As Christmas quickly approaches, I’ve decided to take some time away from my blog to reflect on the past year and make plans for the next one. I have some writing craft exercises I want to try, for example, in an ongoing effort to improve my storytelling ability. You’ll still see my guest author interviews over the next couple of weeks, though. There are some pretty amazing authors yet to meet!
The trees are decorated—we actually bought two this year. One is in the usual place in the living room and the new one is in the foyer. I can see both from where I sit in the living room, which is a magical experience I hope to repeat next year. Hanging the ornaments always evokes memories of my mother who died right before Christmas 1989 because I have so many of her ornaments in my collection. Snowflakes and ceramic bells and more that each fill me with love and fond memories.

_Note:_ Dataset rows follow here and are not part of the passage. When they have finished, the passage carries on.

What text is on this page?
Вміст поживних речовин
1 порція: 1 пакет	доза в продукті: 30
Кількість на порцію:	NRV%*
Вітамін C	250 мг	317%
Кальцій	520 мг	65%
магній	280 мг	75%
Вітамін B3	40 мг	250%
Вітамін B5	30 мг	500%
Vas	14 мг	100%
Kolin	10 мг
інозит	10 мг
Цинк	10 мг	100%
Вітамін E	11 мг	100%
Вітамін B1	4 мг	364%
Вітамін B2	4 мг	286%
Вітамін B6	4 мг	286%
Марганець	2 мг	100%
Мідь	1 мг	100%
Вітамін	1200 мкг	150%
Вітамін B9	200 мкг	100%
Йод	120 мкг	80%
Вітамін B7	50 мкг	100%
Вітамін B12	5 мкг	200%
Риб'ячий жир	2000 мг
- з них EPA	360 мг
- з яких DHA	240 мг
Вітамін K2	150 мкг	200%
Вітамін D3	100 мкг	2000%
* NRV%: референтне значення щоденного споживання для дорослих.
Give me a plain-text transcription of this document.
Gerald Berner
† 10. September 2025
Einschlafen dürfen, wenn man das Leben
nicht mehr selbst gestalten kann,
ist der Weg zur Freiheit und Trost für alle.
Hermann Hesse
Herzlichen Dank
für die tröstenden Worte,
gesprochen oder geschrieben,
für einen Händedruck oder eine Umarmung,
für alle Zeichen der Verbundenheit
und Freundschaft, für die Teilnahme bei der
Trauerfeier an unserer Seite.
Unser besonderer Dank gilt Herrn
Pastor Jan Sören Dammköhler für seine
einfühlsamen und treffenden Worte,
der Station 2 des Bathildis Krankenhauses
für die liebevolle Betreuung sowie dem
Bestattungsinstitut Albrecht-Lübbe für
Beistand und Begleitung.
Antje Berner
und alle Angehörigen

This year seems more emotional and reminiscent than years past. I even started longing for egg nog, something I haven’t consumed since long before my dad passed in 2011. He loved to spike egg nog with liquor, though I’m not sure what he used. His had a bite to it that I don’t think I liked. But I bought a quart at my local grocery store and a pint of Jack Daniels’ whiskey. My first tentative sip reassured me that I do like it even to this day. The splash of whiskey served to cut through the custardy drink and smoothed out the taste to something light and delicious.
This year will also be the only time—I refuse to have a repeat—that I won’t see my daughter in person for Christmas. I’ve insisted that she and her new husband not risk traveling across Georgia to Alabama even for the holidays. I want them to have a long and happy life together and he’s in the high risk category just like my husband and I are. So we’ll open gifts, which I’ve already shipped and they’ve received, via Facetime. Which is better than nothing but still… At least we’ll be able to share in the joy of seeing each other open the gifts. Next year will be in person somewhere, either at our house, theirs, or at one of our timeshare weeks.

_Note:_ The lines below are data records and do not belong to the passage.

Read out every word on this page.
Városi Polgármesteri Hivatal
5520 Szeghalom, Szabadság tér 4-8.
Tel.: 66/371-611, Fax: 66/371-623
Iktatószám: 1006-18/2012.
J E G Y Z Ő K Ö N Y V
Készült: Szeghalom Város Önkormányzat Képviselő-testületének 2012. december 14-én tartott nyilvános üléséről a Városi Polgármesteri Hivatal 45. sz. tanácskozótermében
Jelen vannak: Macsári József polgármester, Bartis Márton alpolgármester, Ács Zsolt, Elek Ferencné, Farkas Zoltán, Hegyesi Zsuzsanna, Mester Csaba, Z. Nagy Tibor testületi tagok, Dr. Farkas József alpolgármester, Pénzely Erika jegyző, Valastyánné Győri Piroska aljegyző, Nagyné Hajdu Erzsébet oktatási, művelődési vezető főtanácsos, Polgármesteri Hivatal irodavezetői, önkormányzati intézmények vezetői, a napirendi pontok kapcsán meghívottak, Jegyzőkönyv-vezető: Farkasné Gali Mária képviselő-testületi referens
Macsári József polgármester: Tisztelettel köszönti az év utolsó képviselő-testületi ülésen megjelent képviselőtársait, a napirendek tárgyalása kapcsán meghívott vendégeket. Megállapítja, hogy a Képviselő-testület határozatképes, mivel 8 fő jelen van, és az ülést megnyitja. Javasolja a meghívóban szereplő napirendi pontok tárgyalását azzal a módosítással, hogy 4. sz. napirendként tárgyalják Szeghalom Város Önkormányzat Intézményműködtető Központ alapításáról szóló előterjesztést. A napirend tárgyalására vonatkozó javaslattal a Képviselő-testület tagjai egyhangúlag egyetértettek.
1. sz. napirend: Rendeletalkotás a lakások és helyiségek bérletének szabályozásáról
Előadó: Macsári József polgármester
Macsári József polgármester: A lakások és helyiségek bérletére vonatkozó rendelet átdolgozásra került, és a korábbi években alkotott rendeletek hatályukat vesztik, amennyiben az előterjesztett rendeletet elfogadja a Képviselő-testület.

My wish for everyone is a safe, happy, and loving holiday season no matter which holidays you celebrate. So let’s put a wrap on the lumpy coal-filled box that is 2020, but don’t put a bow on it. Hide it at the back of the tree and put a “don’t open or relive” tag instead. We’ve learned a lot of lessons this year that we can apply going forward, so don’t forget those, either. Mainly so we don’t ever and nobody else will ever have to learn them again.
Raising a glass of egg nog to you all! Merry Christmas! Happy Holidays! And a very Happy New Year! See you in January!